Real Estate License Disqualifications
The answer to the question, “Can I get a real estate license with a felony?" is that the qualifications vary from state to state.
For example, in the state of Utah, you must meet some basic requirements to be considered for a real estate license, including:
- Having a high school diploma or equivalent
- Completing the State of Utah's Qualifying Questionnaire
- Meeting the mandatory licensing qualifications of truthfulness, integrity, honesty, and competency
Another example is the state of Arizona, which requires applicants to submit fingerprints for a background check. If you're found with a prior conviction of incarceration, parole, or under community service, you stand to be disqualified.
That said, there are several factors that impact real estate license applicants with a criminal record. Here are a few:
- The type of crime committed
- How long ago the conviction was
- If the crime is related to real estate
- Conviction/charge level
Did You Know?
In Iowa, felons need to wait five years after their conviction and have completed all their conviction requirements to have their application considered by the state.
Becoming a Real Estate Agent With a Felony—Honesty and Transparency
One of the single most important things to keep in mind when trying to earn a real estate license is that transparency really does matter. Trying to hide a "ding" in your criminal record is pointless and will only end up hurting you in the long run. Every state conducts rigorous background checks, so there's no way to hide your past.

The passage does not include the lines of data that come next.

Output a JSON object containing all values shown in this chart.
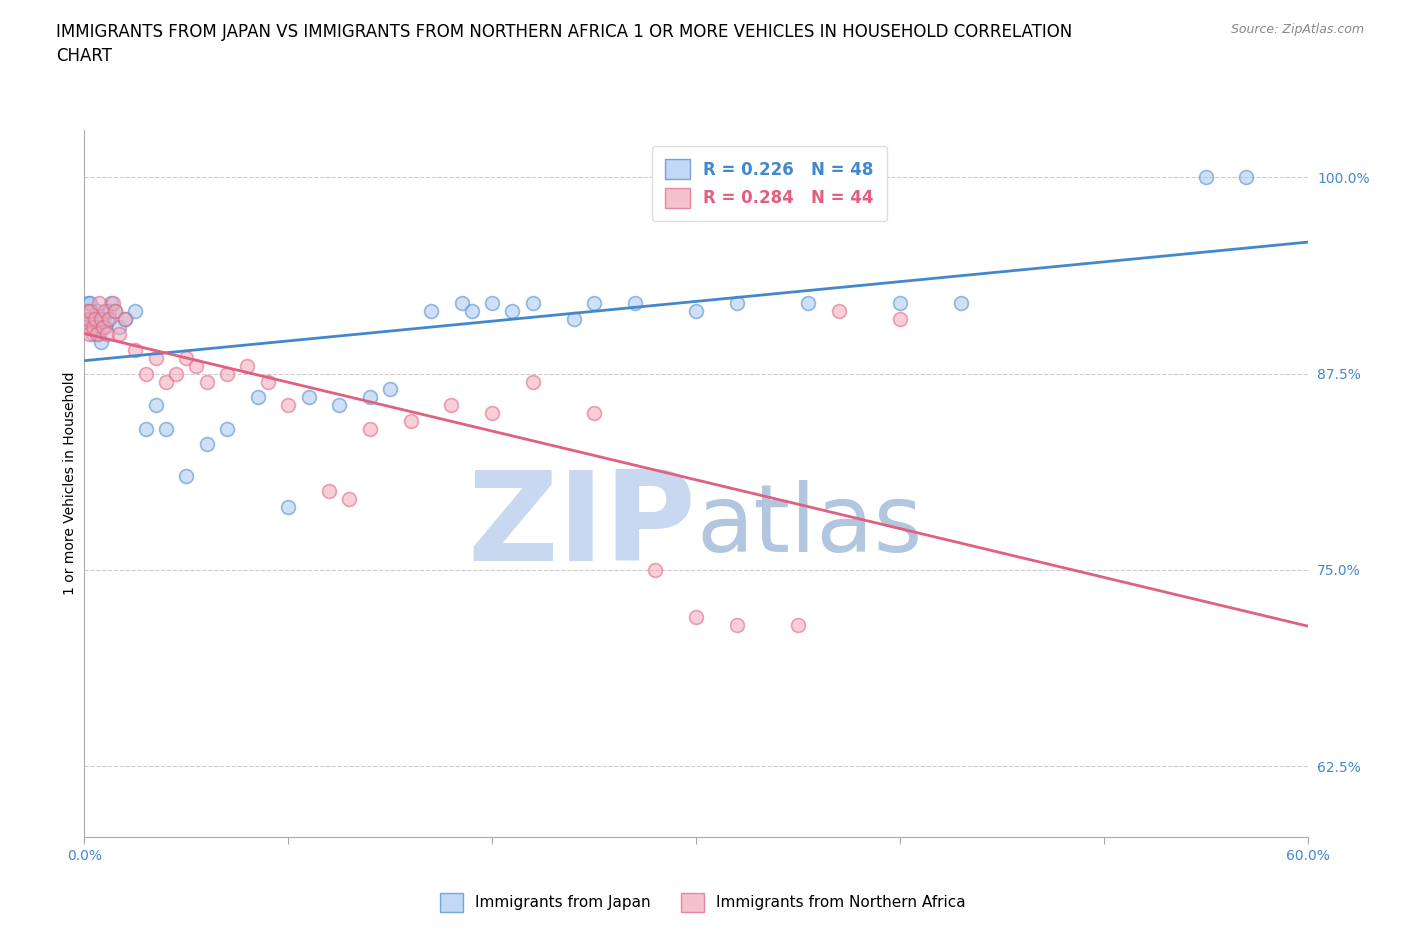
{
  "title": "IMMIGRANTS FROM JAPAN VS IMMIGRANTS FROM NORTHERN AFRICA 1 OR MORE VEHICLES IN HOUSEHOLD CORRELATION\nCHART",
  "source": "Source: ZipAtlas.com",
  "xmin": 0.0,
  "xmax": 60.0,
  "ymin": 58.0,
  "ymax": 103.0,
  "japan_R": 0.226,
  "japan_N": 48,
  "africa_R": 0.284,
  "africa_N": 44,
  "japan_color": "#a8c8f0",
  "africa_color": "#f0a8b8",
  "japan_line_color": "#4488cc",
  "africa_line_color": "#e06080",
  "japan_scatter_x": [
    0.1,
    0.15,
    0.2,
    0.25,
    0.3,
    0.35,
    0.4,
    0.5,
    0.6,
    0.7,
    0.8,
    0.9,
    1.0,
    1.1,
    1.2,
    1.3,
    1.5,
    1.7,
    2.0,
    2.5,
    3.0,
    3.5,
    4.0,
    5.0,
    6.0,
    7.0,
    8.5,
    10.0,
    11.0,
    12.5,
    14.0,
    15.0,
    17.0,
    18.5,
    19.0,
    20.0,
    21.0,
    22.0,
    24.0,
    25.0,
    27.0,
    30.0,
    32.0,
    35.5,
    40.0,
    43.0,
    55.0,
    57.0
  ],
  "japan_scatter_y": [
    91.0,
    90.5,
    92.0,
    91.5,
    92.0,
    91.0,
    90.0,
    90.5,
    91.5,
    90.0,
    89.5,
    91.0,
    90.5,
    91.0,
    91.5,
    92.0,
    91.5,
    90.5,
    91.0,
    91.5,
    84.0,
    85.5,
    84.0,
    81.0,
    83.0,
    84.0,
    86.0,
    79.0,
    86.0,
    85.5,
    86.0,
    86.5,
    91.5,
    92.0,
    91.5,
    92.0,
    91.5,
    92.0,
    91.0,
    92.0,
    92.0,
    91.5,
    92.0,
    92.0,
    92.0,
    92.0,
    100.0,
    100.0
  ],
  "africa_scatter_x": [
    0.1,
    0.15,
    0.2,
    0.25,
    0.3,
    0.4,
    0.5,
    0.6,
    0.7,
    0.8,
    0.9,
    1.0,
    1.1,
    1.2,
    1.4,
    1.5,
    1.7,
    2.0,
    2.5,
    3.0,
    3.5,
    4.0,
    4.5,
    5.0,
    5.5,
    6.0,
    7.0,
    8.0,
    9.0,
    10.0,
    12.0,
    13.0,
    14.0,
    16.0,
    18.0,
    20.0,
    22.0,
    25.0,
    28.0,
    30.0,
    32.0,
    35.0,
    37.0,
    40.0
  ],
  "africa_scatter_y": [
    90.5,
    91.5,
    91.0,
    90.0,
    91.5,
    90.5,
    91.0,
    90.0,
    92.0,
    91.0,
    90.5,
    91.5,
    90.0,
    91.0,
    92.0,
    91.5,
    90.0,
    91.0,
    89.0,
    87.5,
    88.5,
    87.0,
    87.5,
    88.5,
    88.0,
    87.0,
    87.5,
    88.0,
    87.0,
    85.5,
    80.0,
    79.5,
    84.0,
    84.5,
    85.5,
    85.0,
    87.0,
    85.0,
    75.0,
    72.0,
    71.5,
    71.5,
    91.5,
    91.0
  ],
  "watermark_zip": "ZIP",
  "watermark_atlas": "atlas",
  "watermark_color_zip": "#c8d8f0",
  "watermark_color_atlas": "#a0b8d8",
  "watermark_fontsize": 90,
  "background_color": "#ffffff",
  "grid_color": "#cccccc",
  "title_fontsize": 12,
  "axis_label_fontsize": 10,
  "tick_fontsize": 10,
  "marker_size": 100,
  "marker_alpha": 0.55,
  "line_width": 2.0,
  "ytick_vals": [
    62.5,
    75.0,
    87.5,
    100.0
  ]
}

Before you begin your Pre-Licensing education, get in touch with your state's real estate commission. Explain to them the following:
● Your exact criminal conviction and the circumstances surrounding it
● Why you want to become a real estate agent
● How you feel that you have been rehabilitated/and or changed
● How long it has been since you completed your sentence
Being upfront and honest actually shows your state's commission that you can be trusted — something that goes a long way to demonstrate that you truly deserve a chance in the real estate industry. And while your state's commission will definitely go by whatever rules that are in place, you have a high chance of getting the thumbs up if you come clean right from the outset.
Integrity, transparency, and full disclosure are all crucial in the day-to-day life of a real estate agent, and it all starts with being forthright on your license application. It would be best if you committed to honesty in every single decision you make, both professionally and personally. We're confident that this principle will reward you in the long run.
Felony Reviews for Real Estate License Applications
Some state commissions will require a felony review for felons to earn their real estate license. It's not actually as bad as it sounds. Think of it as a more in-depth look into your criminal history and your journey to rehabilitation.
A felony review typically includes the following:
● Any documents relating to the felony
● The number of felonies or other similar incidents in your history
● The events leading up to the felony
● The relationship of the crime to the practice of real estate
● The severity and nature of the conviction
● The applicant's activities since the completion of the sentence, including payment of restitution, education, employment, participation in rehab, and anything else that suggests a change of character
A felony review might also prove valuable when you're out there hunting for a job. Oftentimes, brokers will ask for your felony review before they draft you as a part of their brokerage. This review acts as tangible proof that you've indeed turned a corner and are ready to help society.
Since a felony review is often a written document, make sure that everything outlined within it is 100% correct. As we said, transparency is key to the application process. Do it right from the onset, and you'll increase your chances of nailing a job in the real estate industry.